А пока ни о чем не догадываясь, уже после выхода в свет первого Снегинского сборника "Ветер с Востока", которому Черкесов радовался как собственному (увы, при необычайной одаренности сам не издал ни одной своей книги!), он опять сравнительно надолго оказался в Москве. Его она неприятно поразила:
"Москва заметно похужела — билеты в кассах достать почти невозможно, приходится покупать по бешеным ценам у спеков (читай: спекулянтов — В.В.). За 8 билетов в МХАТ, Малый или Вахтангова заплачу больше сотни. Да что театры, когда газет почти невозможно достать. За "Правдой", "Известиями" надо бежать в 7 утра, а "Литературную Газету" можно купить по невероятному случаю… Очень паршиво в Москве. Наша дорогая Советская власть очень неповоротлива — производство металла разворачивают вовсю, а бумаги нет. А во сколько раз бумага нужней металла! Вожди еще этого не понимают. Если бы понимали, давно бы подняли бумажную промышленность. А раз нехватает газет, успехи металлургов тоже становятся тайной за семью замками. Второй экземпляр сборника высылай завтра же! 19/XII- 34".
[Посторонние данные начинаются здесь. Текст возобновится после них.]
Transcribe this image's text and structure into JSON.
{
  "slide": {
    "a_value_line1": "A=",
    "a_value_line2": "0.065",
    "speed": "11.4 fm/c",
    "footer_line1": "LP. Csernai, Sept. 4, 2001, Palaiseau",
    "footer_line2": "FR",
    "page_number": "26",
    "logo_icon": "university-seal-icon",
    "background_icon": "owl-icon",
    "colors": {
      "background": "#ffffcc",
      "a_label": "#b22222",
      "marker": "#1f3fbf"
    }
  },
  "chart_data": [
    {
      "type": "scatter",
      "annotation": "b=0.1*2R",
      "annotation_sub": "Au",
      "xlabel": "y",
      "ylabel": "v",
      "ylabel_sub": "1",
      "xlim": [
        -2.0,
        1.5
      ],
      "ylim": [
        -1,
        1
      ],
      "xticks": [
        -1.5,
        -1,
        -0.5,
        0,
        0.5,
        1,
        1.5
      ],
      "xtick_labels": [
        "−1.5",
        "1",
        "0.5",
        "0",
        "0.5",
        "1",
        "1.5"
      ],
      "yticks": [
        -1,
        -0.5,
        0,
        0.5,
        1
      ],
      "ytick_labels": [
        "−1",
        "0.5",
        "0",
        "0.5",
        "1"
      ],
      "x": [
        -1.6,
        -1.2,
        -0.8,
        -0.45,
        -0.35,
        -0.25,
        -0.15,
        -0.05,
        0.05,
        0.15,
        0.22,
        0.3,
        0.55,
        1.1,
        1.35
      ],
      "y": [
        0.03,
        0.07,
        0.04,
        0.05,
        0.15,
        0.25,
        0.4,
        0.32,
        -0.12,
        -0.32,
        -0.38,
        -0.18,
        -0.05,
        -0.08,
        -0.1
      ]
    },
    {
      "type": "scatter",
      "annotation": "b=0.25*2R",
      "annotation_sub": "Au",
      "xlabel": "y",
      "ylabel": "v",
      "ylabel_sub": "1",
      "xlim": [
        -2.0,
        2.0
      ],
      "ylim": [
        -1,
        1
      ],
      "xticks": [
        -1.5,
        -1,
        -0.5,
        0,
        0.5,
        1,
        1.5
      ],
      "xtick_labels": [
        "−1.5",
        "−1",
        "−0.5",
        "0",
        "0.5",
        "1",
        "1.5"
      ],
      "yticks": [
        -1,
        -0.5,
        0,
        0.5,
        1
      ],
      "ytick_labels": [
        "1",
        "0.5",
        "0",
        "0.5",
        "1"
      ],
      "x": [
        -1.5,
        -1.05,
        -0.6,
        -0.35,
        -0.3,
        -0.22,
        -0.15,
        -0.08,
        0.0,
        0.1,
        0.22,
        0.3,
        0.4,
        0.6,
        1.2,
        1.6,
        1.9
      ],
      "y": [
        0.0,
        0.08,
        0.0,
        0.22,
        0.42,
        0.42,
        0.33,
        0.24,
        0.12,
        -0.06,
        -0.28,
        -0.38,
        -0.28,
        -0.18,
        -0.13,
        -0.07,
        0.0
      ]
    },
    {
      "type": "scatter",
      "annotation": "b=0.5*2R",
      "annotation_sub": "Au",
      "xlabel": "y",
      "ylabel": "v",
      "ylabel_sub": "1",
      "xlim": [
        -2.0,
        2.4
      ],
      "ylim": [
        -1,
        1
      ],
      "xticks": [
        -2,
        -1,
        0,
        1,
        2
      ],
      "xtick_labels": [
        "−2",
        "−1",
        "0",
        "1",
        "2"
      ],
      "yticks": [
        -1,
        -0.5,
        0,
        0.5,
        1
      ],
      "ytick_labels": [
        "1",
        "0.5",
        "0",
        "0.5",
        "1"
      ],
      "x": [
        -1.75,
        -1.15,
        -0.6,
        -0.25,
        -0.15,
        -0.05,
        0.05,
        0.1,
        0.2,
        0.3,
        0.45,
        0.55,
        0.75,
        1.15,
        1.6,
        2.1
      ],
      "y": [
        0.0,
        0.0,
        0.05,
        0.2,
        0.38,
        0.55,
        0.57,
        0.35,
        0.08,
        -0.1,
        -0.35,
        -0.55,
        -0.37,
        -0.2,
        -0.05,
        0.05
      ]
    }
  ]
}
Позже и сам Снегин стал наезжать в Первопрестольную, а в долгих антрактах между этими командировками весьма колоритными картинками довоенной столичной жизни его снабжали друзья. В их числе и "рыжий поэт" Володя Чугунов, соавтор Снегина по энергичной "Песне о пограничниках".
7 ноября Тридцать девятого года, когда Снегину исполнилось 27 лет, Чугунов приветствовал его так:
"Скажи, что надобно поэту В день незабвенных именин? Увы, у друга денег нету, Чтобы купить тебе конфету Иль под вино купить графин. Но ты запомнишь день рожденья, Я все ж подарок сотворю: Дарю тебе стихотворенье И соску детскую дарю".
3 февраля Сорокового года тогдашний приятель Чугунова, Черкесова, Снегина, Шухова — поэт Николай Титов, шутливо называвший Шухова по месту проживания в Пресновке — великомучеником Иоанном Пресновским, писал из той же Москвы уже прозой, но не менее откровенней, чем Черкесов:
"В Гослитиздате невероятный кавардак. Сокращен план на 60 %. Нет бумаги. По сектору поэзии 45 авторов переносят (как покойников) на 41 год. В их числе есть настоящие покойники — Блок, Есенин. Остальные все живы..."
А далее мешал тревожные вести с новостями богемноанекдотическими, но тоже составлявшими неспокойное литературное бытие:
"В "30 днях" (альманах) убрали Плиско, посадили за рештку, конечно, — писателей Новикова и Кауричева, изгнали врага С. Маркова некоего Ясиновского… Серега-схим-ник Можайский, получив 10 тысяч за книгу в "Советском писателе", пьет пятые сутки в Москве. Его нежно сопровождают поэт Абросимов и какой-то партизан Пухов. Засунув пачки сторублевок за голенища сапог, Серега водит их по разным злачным местам и читает хриплым альтом свои стихи. Возможно, с ним приедем весной на месяц-полтора в Алма-Ата… Ты мне писал, что в "Каз-правде" мне выписали 300 целковых. Я получил только сто. Или ты трепался или бухгалтерия "Казправды" в полном составе спилась на остальные 200 рублей. Почему нет этих денег?.."
Заканчивал письмо совсем сурово:
"Знаешь ли ты о том, что тяжело ранен в Финляндии Ставский..." (ЦГА РК, ф. 1965, оп. 2, д. 347, лл. 8, 10).
Ставский тогда был одним из главных вершителей дел в Союзе писателей СССР.
Не знали друзья той тревожной поры, что вскоре грянет Большая Война, и на ней Снегин испытает все мыслимое и немыслимое, а Ставский с Чугуновым будут уже не ранены, а — убиты. Новикова-Прибоя выпустят из-под стражи, даже в Сорок первом дадут Сталинскую премию за изумительную эпопею "Цусима", а тезка Чернышевского, выпускник Института красной профессуры, литературный критик Плиско погибнет в том же Сорок первом в битве под Москвой.